Anyway, Diary, Dick Cheney said something about spying on people, I didn't quite catch who. I wrote him a letter in case he is doing something wrong, and I showed it to Pat and he made me change it. I had to re-write the whole letter right in front of him -- and he took both copies with him. He said he would give one to Dick Cheney and he would put one in the Intelligence Committee safe. He said he would give me the combination soon, he just wasn't sure I was ready for it yet.


July 18, 2003 Dear Diary,

Dick Cheney is so MEAN! I told him I had to write the letter, because of my constituents and the constitution and stuff and he just got madder and madder. I was going to tell him Pat told me what to write, but I didn't want Pat made at me, too.

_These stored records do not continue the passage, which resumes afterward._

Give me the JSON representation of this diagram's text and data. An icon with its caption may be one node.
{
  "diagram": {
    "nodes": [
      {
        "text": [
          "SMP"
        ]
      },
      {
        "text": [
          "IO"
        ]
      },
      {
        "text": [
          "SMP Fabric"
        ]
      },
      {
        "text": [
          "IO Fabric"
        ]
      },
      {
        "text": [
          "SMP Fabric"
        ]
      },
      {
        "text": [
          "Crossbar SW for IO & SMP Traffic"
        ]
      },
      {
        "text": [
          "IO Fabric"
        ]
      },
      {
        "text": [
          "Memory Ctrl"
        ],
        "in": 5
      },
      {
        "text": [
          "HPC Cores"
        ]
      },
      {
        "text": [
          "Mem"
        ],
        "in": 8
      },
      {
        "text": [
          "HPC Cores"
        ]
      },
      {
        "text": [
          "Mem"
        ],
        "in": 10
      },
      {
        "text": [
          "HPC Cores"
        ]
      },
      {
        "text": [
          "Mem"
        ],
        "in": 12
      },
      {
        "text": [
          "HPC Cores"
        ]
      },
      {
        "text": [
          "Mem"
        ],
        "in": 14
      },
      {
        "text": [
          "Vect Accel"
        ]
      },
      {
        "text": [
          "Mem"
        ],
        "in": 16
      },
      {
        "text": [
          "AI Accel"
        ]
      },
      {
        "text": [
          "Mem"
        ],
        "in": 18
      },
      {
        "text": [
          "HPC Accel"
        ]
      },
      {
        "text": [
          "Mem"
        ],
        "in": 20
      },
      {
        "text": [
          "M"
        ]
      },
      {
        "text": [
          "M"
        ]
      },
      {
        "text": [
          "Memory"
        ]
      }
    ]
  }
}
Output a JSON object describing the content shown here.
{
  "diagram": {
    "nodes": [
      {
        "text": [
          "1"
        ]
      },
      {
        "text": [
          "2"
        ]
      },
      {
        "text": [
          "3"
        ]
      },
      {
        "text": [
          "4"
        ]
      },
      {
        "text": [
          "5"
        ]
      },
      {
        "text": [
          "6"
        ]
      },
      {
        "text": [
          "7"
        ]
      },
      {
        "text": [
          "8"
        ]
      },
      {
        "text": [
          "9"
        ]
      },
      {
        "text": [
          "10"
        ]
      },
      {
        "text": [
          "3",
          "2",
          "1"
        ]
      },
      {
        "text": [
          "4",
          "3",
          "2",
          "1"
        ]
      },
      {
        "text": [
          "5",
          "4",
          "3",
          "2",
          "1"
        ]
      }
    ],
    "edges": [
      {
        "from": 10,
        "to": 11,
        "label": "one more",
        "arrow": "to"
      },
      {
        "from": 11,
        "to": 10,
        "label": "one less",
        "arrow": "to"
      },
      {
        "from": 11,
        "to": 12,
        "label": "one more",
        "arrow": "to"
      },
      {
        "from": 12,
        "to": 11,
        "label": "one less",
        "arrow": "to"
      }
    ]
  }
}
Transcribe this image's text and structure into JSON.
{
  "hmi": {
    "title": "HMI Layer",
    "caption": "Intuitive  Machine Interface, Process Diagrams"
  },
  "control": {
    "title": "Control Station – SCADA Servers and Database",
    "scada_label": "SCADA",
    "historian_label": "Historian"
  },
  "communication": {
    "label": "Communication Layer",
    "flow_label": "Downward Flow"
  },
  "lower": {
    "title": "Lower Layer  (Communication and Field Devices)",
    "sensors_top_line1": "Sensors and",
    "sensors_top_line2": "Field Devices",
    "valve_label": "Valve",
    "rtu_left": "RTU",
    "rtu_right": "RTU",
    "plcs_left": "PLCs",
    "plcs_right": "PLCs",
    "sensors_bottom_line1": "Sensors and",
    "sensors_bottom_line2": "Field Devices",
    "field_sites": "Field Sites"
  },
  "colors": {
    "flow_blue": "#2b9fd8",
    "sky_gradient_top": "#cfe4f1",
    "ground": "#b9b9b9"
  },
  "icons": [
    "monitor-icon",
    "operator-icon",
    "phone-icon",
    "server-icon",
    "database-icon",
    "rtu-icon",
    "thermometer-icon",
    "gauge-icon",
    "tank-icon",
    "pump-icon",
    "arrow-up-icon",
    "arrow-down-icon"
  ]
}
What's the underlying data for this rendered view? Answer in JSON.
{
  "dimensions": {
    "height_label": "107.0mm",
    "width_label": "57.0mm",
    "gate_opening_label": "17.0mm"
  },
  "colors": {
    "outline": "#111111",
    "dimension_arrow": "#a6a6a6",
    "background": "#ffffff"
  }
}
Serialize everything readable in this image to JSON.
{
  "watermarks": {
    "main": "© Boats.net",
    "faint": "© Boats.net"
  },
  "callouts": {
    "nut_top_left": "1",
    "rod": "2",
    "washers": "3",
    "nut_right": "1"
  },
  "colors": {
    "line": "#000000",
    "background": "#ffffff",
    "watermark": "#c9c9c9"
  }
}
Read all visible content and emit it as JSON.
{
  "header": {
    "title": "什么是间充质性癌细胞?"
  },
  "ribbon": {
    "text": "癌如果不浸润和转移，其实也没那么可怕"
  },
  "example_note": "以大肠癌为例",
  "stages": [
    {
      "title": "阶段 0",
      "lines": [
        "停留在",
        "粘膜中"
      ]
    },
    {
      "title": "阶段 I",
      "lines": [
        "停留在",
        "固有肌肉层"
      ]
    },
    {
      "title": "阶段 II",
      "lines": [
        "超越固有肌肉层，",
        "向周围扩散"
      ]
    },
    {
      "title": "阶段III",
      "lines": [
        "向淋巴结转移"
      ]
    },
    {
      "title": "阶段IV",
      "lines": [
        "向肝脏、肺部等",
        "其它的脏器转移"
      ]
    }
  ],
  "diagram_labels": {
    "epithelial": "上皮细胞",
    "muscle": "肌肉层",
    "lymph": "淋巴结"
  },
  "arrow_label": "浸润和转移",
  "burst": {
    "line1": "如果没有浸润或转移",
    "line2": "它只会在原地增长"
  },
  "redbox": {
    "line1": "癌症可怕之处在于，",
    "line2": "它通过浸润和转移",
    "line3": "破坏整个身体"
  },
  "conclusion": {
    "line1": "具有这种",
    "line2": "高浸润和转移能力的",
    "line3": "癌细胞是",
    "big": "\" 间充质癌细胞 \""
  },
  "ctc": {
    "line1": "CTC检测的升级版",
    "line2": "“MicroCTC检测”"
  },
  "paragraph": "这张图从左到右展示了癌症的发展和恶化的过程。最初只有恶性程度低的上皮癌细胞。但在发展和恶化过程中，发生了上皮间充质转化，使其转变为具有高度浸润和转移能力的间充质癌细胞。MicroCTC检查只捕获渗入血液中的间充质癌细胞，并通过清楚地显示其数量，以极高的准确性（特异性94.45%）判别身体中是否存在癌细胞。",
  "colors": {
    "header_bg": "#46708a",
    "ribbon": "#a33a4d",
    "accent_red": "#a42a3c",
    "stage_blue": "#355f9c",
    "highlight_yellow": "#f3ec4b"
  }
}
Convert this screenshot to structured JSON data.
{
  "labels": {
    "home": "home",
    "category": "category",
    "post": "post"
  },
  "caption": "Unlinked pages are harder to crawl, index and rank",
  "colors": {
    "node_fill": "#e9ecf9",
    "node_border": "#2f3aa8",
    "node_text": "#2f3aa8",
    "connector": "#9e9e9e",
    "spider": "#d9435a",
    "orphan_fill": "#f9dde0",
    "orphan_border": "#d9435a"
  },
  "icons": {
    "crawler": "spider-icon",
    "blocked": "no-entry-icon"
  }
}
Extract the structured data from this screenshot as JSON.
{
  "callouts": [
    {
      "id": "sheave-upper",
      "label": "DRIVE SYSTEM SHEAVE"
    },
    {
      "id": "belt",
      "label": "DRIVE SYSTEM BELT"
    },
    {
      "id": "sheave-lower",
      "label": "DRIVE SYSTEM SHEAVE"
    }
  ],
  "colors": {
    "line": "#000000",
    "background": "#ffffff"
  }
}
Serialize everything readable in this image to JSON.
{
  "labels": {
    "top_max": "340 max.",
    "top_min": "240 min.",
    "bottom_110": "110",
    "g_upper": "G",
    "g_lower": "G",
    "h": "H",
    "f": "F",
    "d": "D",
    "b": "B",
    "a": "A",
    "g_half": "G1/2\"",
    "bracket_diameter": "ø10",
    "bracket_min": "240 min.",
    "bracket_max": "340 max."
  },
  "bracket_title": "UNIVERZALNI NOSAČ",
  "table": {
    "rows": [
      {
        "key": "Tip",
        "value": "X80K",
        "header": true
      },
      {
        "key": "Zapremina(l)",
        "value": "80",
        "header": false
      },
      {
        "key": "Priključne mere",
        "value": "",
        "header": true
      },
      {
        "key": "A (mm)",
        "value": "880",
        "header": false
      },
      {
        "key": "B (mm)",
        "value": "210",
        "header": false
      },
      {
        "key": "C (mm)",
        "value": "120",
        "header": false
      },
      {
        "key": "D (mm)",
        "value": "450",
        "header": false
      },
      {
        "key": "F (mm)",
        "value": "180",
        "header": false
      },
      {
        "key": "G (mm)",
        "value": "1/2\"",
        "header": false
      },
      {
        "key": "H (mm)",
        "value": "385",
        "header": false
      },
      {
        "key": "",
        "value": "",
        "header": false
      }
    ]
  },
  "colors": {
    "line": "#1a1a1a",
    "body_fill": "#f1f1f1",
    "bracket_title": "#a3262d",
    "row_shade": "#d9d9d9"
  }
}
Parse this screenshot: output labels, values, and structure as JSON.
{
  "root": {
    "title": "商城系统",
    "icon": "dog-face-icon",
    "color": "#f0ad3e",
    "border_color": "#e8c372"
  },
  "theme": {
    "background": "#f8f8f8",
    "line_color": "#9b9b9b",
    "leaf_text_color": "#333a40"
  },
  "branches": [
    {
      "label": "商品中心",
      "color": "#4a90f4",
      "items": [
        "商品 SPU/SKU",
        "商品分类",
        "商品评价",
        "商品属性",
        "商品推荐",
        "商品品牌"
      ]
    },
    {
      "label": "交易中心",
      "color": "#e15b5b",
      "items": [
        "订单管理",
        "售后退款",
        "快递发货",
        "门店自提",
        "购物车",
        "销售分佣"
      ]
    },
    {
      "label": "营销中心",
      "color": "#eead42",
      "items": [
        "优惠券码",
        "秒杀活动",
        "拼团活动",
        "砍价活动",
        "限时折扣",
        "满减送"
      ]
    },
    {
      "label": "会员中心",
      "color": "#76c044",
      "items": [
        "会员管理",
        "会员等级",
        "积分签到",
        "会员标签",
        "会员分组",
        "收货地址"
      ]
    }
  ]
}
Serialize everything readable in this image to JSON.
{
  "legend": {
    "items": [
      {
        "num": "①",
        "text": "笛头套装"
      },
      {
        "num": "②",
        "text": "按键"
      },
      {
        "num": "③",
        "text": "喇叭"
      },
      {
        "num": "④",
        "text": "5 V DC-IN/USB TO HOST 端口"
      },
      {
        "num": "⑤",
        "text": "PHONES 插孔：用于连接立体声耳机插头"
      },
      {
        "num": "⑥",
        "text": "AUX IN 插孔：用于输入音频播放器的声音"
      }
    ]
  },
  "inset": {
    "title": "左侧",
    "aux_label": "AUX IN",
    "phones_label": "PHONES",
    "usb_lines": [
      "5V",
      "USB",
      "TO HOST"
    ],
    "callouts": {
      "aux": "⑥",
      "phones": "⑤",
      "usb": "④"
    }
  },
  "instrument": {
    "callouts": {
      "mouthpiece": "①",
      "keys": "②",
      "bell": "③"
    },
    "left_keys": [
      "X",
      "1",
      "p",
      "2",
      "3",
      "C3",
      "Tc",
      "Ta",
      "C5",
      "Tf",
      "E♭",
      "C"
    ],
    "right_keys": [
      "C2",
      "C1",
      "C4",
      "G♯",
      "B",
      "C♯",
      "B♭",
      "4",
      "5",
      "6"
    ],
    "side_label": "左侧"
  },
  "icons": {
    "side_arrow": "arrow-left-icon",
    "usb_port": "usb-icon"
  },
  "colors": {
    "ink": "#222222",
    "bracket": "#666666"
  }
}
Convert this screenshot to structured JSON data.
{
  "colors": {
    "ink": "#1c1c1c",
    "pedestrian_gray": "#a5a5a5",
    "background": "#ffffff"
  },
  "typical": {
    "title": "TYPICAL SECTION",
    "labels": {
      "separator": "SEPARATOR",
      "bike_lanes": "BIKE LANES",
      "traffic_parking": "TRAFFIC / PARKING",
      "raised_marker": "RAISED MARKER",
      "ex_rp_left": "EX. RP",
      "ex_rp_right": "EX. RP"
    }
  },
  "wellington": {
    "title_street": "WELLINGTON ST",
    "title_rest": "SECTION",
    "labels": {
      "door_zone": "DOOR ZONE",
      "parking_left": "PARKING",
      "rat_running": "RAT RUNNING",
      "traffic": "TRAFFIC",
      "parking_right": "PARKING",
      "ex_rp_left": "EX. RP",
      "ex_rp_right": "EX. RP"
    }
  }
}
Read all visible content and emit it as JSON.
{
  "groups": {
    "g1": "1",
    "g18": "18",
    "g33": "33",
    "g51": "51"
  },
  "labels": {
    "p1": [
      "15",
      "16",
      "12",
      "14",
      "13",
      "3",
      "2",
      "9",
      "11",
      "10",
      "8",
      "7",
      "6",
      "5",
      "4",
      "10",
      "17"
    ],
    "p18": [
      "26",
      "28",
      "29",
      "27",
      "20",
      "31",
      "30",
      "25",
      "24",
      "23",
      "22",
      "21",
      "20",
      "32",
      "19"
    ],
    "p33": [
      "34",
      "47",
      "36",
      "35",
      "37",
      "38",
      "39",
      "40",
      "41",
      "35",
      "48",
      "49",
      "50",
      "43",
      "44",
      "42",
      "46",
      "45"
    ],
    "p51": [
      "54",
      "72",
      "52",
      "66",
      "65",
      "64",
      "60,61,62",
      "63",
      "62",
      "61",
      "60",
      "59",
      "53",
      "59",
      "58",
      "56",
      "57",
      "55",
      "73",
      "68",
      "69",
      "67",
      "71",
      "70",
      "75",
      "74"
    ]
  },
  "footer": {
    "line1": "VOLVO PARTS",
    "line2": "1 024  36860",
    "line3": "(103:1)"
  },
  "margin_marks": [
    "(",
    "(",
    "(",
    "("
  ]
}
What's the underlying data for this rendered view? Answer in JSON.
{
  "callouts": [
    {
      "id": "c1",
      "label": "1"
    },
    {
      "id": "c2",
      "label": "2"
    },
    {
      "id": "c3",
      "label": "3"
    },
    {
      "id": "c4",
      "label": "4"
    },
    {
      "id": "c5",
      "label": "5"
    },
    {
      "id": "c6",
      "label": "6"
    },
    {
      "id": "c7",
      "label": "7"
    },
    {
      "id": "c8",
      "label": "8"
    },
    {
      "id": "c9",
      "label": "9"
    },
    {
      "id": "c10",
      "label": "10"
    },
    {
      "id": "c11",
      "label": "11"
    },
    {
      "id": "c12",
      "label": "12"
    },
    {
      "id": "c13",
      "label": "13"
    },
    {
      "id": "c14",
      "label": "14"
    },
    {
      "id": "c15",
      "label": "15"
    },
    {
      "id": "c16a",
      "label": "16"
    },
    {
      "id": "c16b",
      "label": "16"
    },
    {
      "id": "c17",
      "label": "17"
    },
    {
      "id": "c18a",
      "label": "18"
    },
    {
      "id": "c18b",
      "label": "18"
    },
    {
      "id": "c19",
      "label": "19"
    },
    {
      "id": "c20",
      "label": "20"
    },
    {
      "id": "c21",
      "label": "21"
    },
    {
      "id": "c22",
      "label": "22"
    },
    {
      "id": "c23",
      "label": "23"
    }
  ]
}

I told Dick I was sorry, but he said I would have to say sorry to all the people killed on 9-11.


July 19, 2003 Dear Diary,

Pat did not talk to me at ALL today. I wonder what is going on?


Hopefully, that will end all those snide comments about whether a sock puppet would be as good as Sen. Rockefeller on the Intelligence Committee.

 

Battlefront Report

The reek of blood and candy canes wafted toward me and jolted me awake. With dead eyes, I scanned the field, spotted a red hat bobbing along the trench opposite, and thought of taking a shot. Just then, next to me, Smitty fired his rocket-propelled-Nietzsche. Beyond Good and Evil sailed across the battlefield, and fell harmlessly short. A chorus of "Ho, ho, ho"s rose up from the enemy's side. Damn Smitty, for wasting the ammo. Never trust an agnostic, I said to myself, for the ten thousandth time of the war. But I knew, we atheists weren't much in the clinch either.

On my left, Jones' corpse gave off a rich cedar smell -- the tree had gone straight through him as he climbed out of the trench for our last charge. The tinsel dangled from his gaping wound, the dull sparkle tantalizing me with thoughts of desertion. "FWOOMP!" -- the familiar, yet always frightening, sound concentrated my mind. "Incoming!" I shouted just as fruitcake mortar round came in. What used to be Smitty disintegrated before my eyes -- gone to meet his Maker, or not.

The fruitcake mortaring meant another charge, I peered over the sandbags and saw the row of jolly red-and-white suits pouring out of their trenches. Our Kwanzaa unit scrambled out of their forward foxholes, the Hannukah and Ramadan launched a coordinated flanking attack, leaving the Atheists, Agnostics, Buddhists, and Hindus to hold the center. I shouted "Happy Holidays!" to rally our forces, but they were too worn out to move. Suddenly, we heard the Festivus horns, reinforcements at last! We sprang forward and charged with fixed First-Amendments directly at their reindeer cavalry. The sound of "Jingle Bells" seemed to come from all sides.